2.1 Study population
Using a case-control study, the study population was selected from 257 inpatients diagnosed with CKD in the Department of Nephrology of Hunan Provincial People's Hospital from December 2021 to December 2022 as a case group, and 257 patients not diagnosed with CKD from other departments as a control group. Inclusion criteria: (1) complete clinical information; (2) able to complete the entire survey independently; (3) voluntary participation in this survey and cooperation in completing the questionnaire and physical examination. Exclusion criteria: (1) female population during pregnancy or lactation; (2) patients with recent use of drugs that may affect blood pressure and Hcy levels; (3) patients with secondary hypertension caused by pheochromocytoma, sleep apnea syndrome, etc.; (4) patients with a clear history of renal disease, such as diabetic nephropathy, gouty nephropathy, lupus nephritis, etc.; and (5) patients with combined organ failure, hepatic cirrhosis at the stage of decompensated stage, and renal insufficiency. This study was reviewed and approved by the Medical Ethics Committee of Hunan Normal University (No. 034/2017), and all subjects signed an informed consent form before participating in this study.
2.2 Data collection
A self-administered questionnaire was used to conduct a "face-to-face" survey of all respondents. The survey included information on general demographic characteristics (age, sex, education, marital status), lifestyle habits (exercise, smoking, alcohol consumption), and past medical history (history of hypertension, history of taking antihypertensive drugs). Physical examination (including height, weight, heart rate and waist circumference). Laboratory tests include homocysteine (Hcy); total cholesterol (TC), triglyceride (TG), high density lipoprotein (HDL), low density lipoprotein (LDL), alanine aminotransferase (ALT), blood creatinine (CRE), and blood glucose. Low density lipoprotein cholesterol (LDL), alanine aminotransferase (ALT), creatinine (Scr), blood urea nitrogen (BUN), ultra-sensitive C-reactive protein (UCRP), and blood glucose (BG). ), hypersensitive C-reactive protein (hs-CRP).
Education level was categorized into four groups: elementary school and below, middle school, high school, and college and above. Marital status was categorized as single and married. Patients were judged to be exercising regularly based on the number of times they exercised in a week: 0 was no exercise, 1-3 was irregular exercise, and >3 was regular exercise. We defined current smoking as continuous or cumulative smoking of one or more cigarettes per day; current alcohol consumption was defined as at least 2 drinks per week.

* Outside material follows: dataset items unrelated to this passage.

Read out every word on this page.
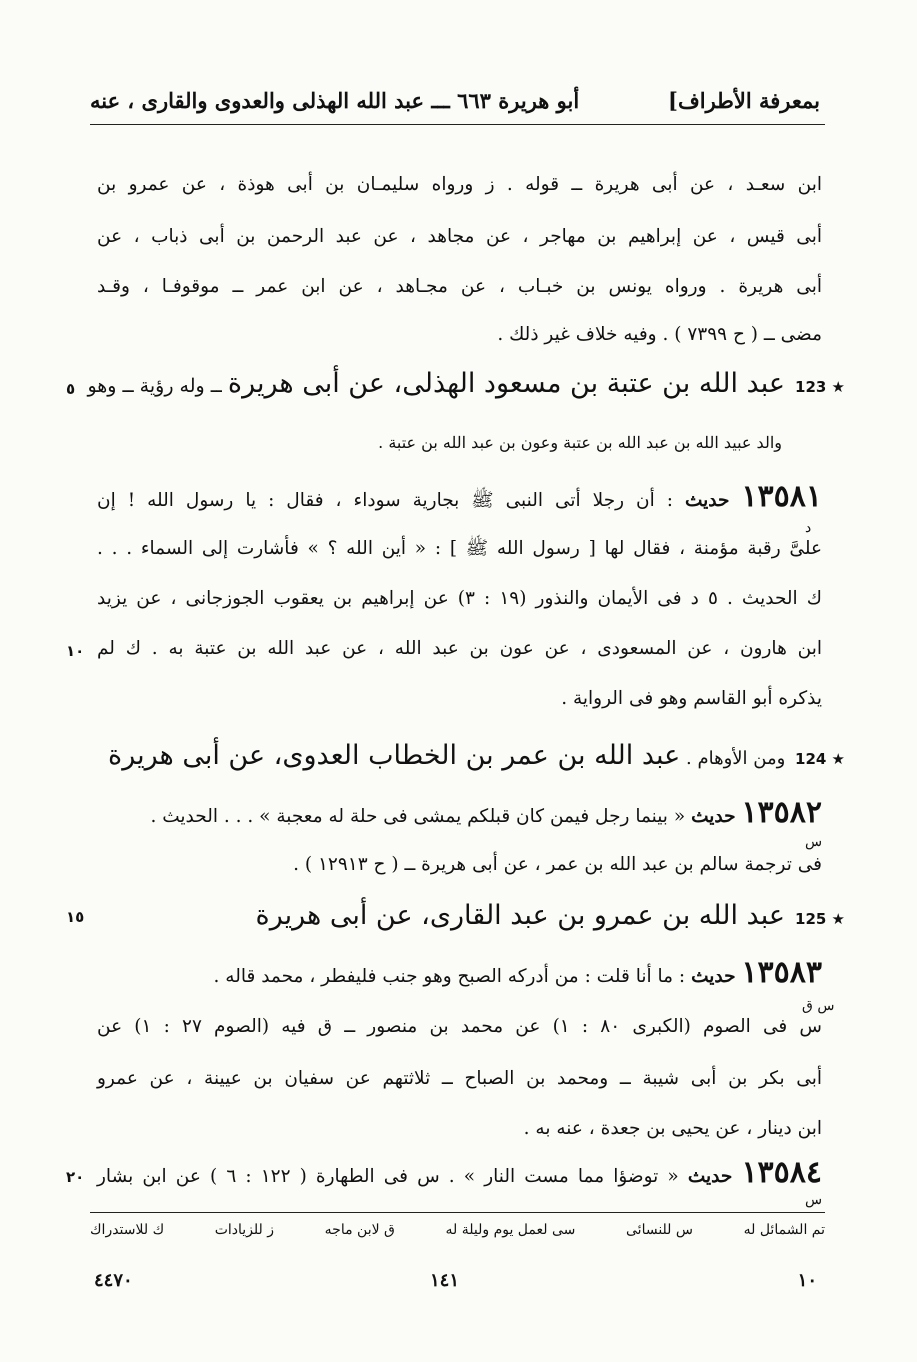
بمعرفة الأطراف]
أبو هريرة ٦٦٣ ـــ عبد الله الهذلى والعدوى والقارى ، عنه
ابن سعـد ، عن أبى هريرة ــ قوله . ز ورواه سليمـان بن أبى هوذة ، عن عمرو بن
أبى قيس ، عن إبراهيم بن مهاجر ، عن مجاهد ، عن عبد الرحمن بن أبى ذباب ، عن
أبى هريرة . ورواه يونس بن خبـاب ، عن مجـاهد ، عن ابن عمر ــ موقوفـا ، وقـد
مضى ــ ( ح ٧٣٩٩ ) . وفيه خلاف غير ذلك .
123 ★ عبد الله بن عتبة بن مسعود الهذلى، عن أبى هريرة ــ وله رؤية ــ وهو
والد عبيد الله بن عبد الله بن عتبة وعون بن عبد الله بن عتبة .
١٣٥٨١ حديث : أن رجلا أتى النبى ﷺ بجارية سوداء ، فقال : يا رسول الله ! إن
د
علىَّ رقبة مؤمنة ، فقال لها [ رسول الله ﷺ ] : « أين الله ؟ » فأشارت إلى السماء . . .
ك الحديث . ٥ د فى الأيمان والنذور (١٩ : ٣) عن إبراهيم بن يعقوب الجوزجانى ، عن يزيد
ابن هارون ، عن المسعودى ، عن عون بن عبد الله ، عن عبد الله بن عتبة به . ك لم
يذكره أبو القاسم وهو فى الرواية .
124 ★ ومن الأوهام . عبد الله بن عمر بن الخطاب العدوى، عن أبى هريرة
١٣٥٨٢ حديث « بينما رجل فيمن كان قبلكم يمشى فى حلة له معجبة » . . . الحديث .
س
فى ترجمة سالم بن عبد الله بن عمر ، عن أبى هريرة ــ ( ح ١٢٩١٣ ) .
125 ★ عبد الله بن عمرو بن عبد القارى، عن أبى هريرة
١٣٥٨٣ حديث : ما أنا قلت : من أدركه الصبح وهو جنب فليفطر ، محمد قاله .
س ق
س فى الصوم (الكبرى ٨٠ : ١) عن محمد بن منصور ــ ق فيه (الصوم ٢٧ : ١) عن
أبى بكر بن أبى شيبة ــ ومحمد بن الصباح ــ ثلاثتهم عن سفيان بن عيينة ، عن عمرو
ابن دينار ، عن يحيى بن جعدة ، عنه به .
١٣٥٨٤ حديث « توضؤا مما مست النار » . س فى الطهارة ( ١٢٢ : ٦ ) عن ابن بشار
س
٥
١٠
١٥
٢٠
تم الشمائل له
س للنسائى
سى لعمل يوم وليلة له
ق لابن ماجه
ز للزيادات
ك للاستدراك
١٠
١٤١
٤٤٧٠
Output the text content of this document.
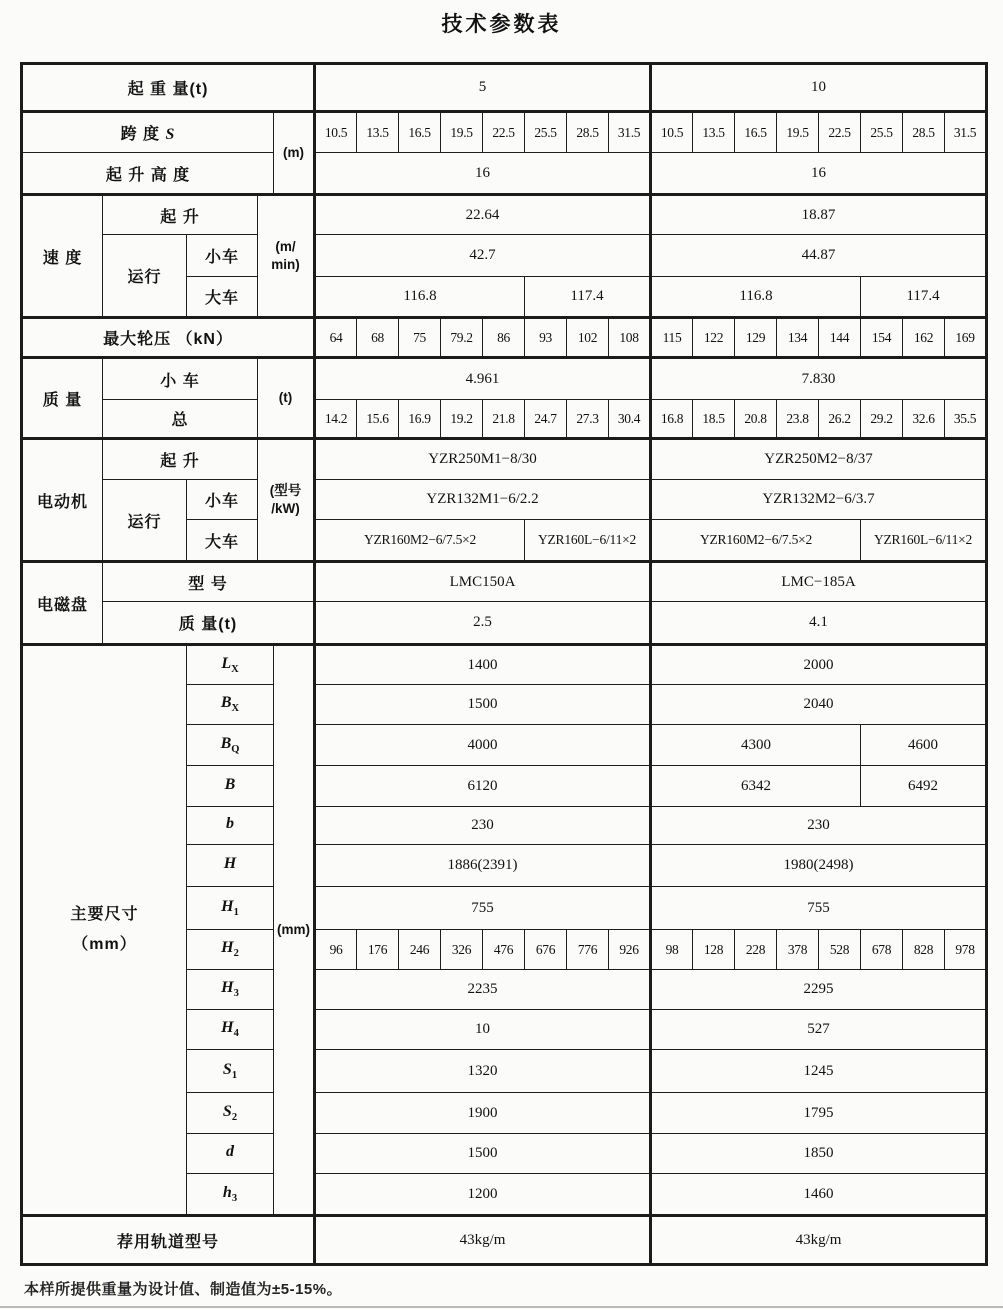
技术参数表
起 重 量(t)					5								10							
跨 度 S				(m)	10.5	13.5	16.5	19.5	22.5	25.5	28.5	31.5	10.5	13.5	16.5	19.5	22.5	25.5	28.5	31.5
起 升 高 度					16								16							
速 度	起 升		(m/ min)		22.64								18.87							
	运行	小车			42.7								44.87							
		大车			116.8					117.4			116.8					117.4		
最大轮压 （kN）					64	68	75	79.2	86	93	102	108	115	122	129	134	144	154	162	169
质 量	小 车		(t)		4.961								7.830							
	总				14.2	15.6	16.9	19.2	21.8	24.7	27.3	30.4	16.8	18.5	20.8	23.8	26.2	29.2	32.6	35.5
电动机	起 升		(型号 /kW)		YZR250M1−8/30								YZR250M2−8/37							
	运行	小车			YZR132M1−6/2.2								YZR132M2−6/3.7							
		大车			YZR160M2−6/7.5×2					YZR160L−6/11×2			YZR160M2−6/7.5×2					YZR160L−6/11×2		
电磁盘	型 号				LMC150A								LMC−185A							
	质 量(t)				2.5								4.1							

主要尺寸
（mm）		$L_X$		(mm)	1400								2000							
		$B_X$			1500								2040							
		$B_Q$			4000								4300					4600		
		B			6120								6342					6492		
		b			230								230							
		H			1886(2391)								1980(2498)							
		$H_1$			755								755							
		$H_2$			96	176	246	326	476	676	776	926	98	128	228	378	528	678	828	978
		$H_3$			2235								2295							
		$H_4$			10								527							
		$S_1$			1320								1245							
		$S_2$			1900								1795							
		d			1500								1850							
		$h_3$			1200								1460							
荐用轨道型号					43kg/m								43kg/m							
本样所提供重量为设计值、制造值为±5-15%。
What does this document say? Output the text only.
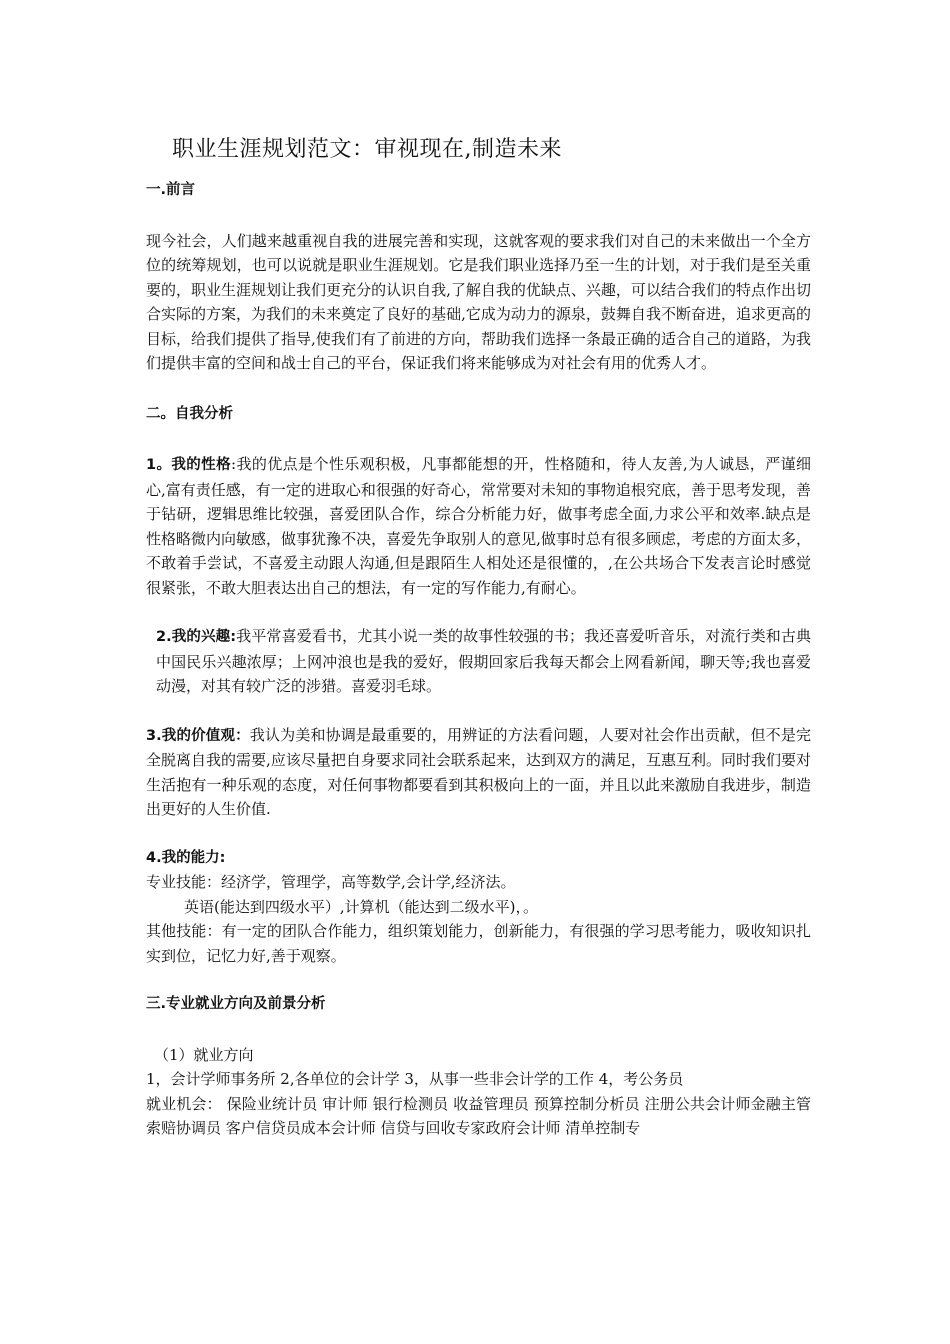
职业生涯规划范文：审视现在,制造未来
一.前言

现今社会，人们越来越重视自我的进展完善和实现，这就客观的要求我们对自己的未来做出一个全方位的统筹规划，也可以说就是职业生涯规划。它是我们职业选择乃至一生的计划，对于我们是至关重要的，职业生涯规划让我们更充分的认识自我,了解自我的优缺点、兴趣，可以结合我们的特点作出切合实际的方案，为我们的未来奠定了良好的基础,它成为动力的源泉，鼓舞自我不断奋进，追求更高的目标，给我们提供了指导,使我们有了前进的方向，帮助我们选择一条最正确的适合自己的道路，为我们提供丰富的空间和战士自己的平台，保证我们将来能够成为对社会有用的优秀人才。

二。自我分析

1。我的性格:我的优点是个性乐观积极，凡事都能想的开，性格随和，待人友善,为人诚恳，严谨细心,富有责任感，有一定的进取心和很强的好奇心，常常要对未知的事物追根究底，善于思考发现，善于钻研，逻辑思维比较强，喜爱团队合作，综合分析能力好，做事考虑全面,力求公平和效率.缺点是性格略微内向敏感，做事犹豫不决，喜爱先争取别人的意见,做事时总有很多顾虑，考虑的方面太多，不敢着手尝试，不喜爱主动跟人沟通,但是跟陌生人相处还是很懂的，,在公共场合下发表言论时感觉很紧张，不敢大胆表达出自己的想法，有一定的写作能力,有耐心。

2.我的兴趣:我平常喜爱看书，尤其小说一类的故事性较强的书；我还喜爱听音乐，对流行类和古典中国民乐兴趣浓厚；上网冲浪也是我的爱好，假期回家后我每天都会上网看新闻，聊天等;我也喜爱动漫，对其有较广泛的涉猎。喜爱羽毛球。

3.我的价值观：我认为美和协调是最重要的，用辨证的方法看问题，人要对社会作出贡献，但不是完全脱离自我的需要,应该尽量把自身要求同社会联系起来，达到双方的满足，互惠互利。同时我们要对生活抱有一种乐观的态度，对任何事物都要看到其积极向上的一面，并且以此来激励自我进步，制造出更好的人生价值.

4.我的能力:

专业技能：经济学，管理学，高等数学,会计学,经济法。

英语(能达到四级水平）,计算机（能达到二级水平)，。

其他技能：有一定的团队合作能力，组织策划能力，创新能力，有很强的学习思考能力，吸收知识扎实到位，记忆力好,善于观察。

三.专业就业方向及前景分析

（1）就业方向

1，会计学师事务所 2,各单位的会计学 3，从事一些非会计学的工作 4，考公务员

就业机会： 保险业统计员 审计师 银行检测员 收益管理员 预算控制分析员 注册公共会计师金融主管索赔协调员 客户信贷员成本会计师 信贷与回收专家政府会计师 清单控制专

2.3 Definition of H-type hypertension
Patients with essential hypertension whose plasma Hcy concentration exceeded 10 μmol/L were classified as H-type hypertension. All patients were categorized into a normal group, a simple hypertension group, a simple Hcy group (Hcy ≥10 μmol/L), and an H-hypertension group according to their Hcy levels and whether they had hypertension.
2.4 Definition of CKD
The diagnostic criteria for CKD were the presence of structural or functional abnormalities in the kidneys for ≥3 months, which may or may not be accompanied by a decrease in eGRF, and which may be manifested by abnormalities in pathology or markers of renal injury (including blood-urine and compositional or imaging tests).
2.5 Statistical methods
Data were statistically analyzed using SPSS 26.0, categorical variables were expressed as numbers and percentages (%), and the χ2 test was used to compare differences between groups. Continuous variables are expressed as M (P25 , P75), and nonparametric comparisons of between-group differences were used. Multivariate logistic regression models were used to examine the association between H-type subgroups and CKD risk. We constructed 3 models: model 1 was unadjusted; in model 2, we adjusted for age, educational background, exercise, and BMI. model 3: TG, HDL, UA, Scr, BUN, and CRP were added to model 2. Subgroup analyses were performed and the interaction between H-type hypertension and related influencing factors on the development of CKD was further analyzed. Differences were statistically significant at P < 0.05.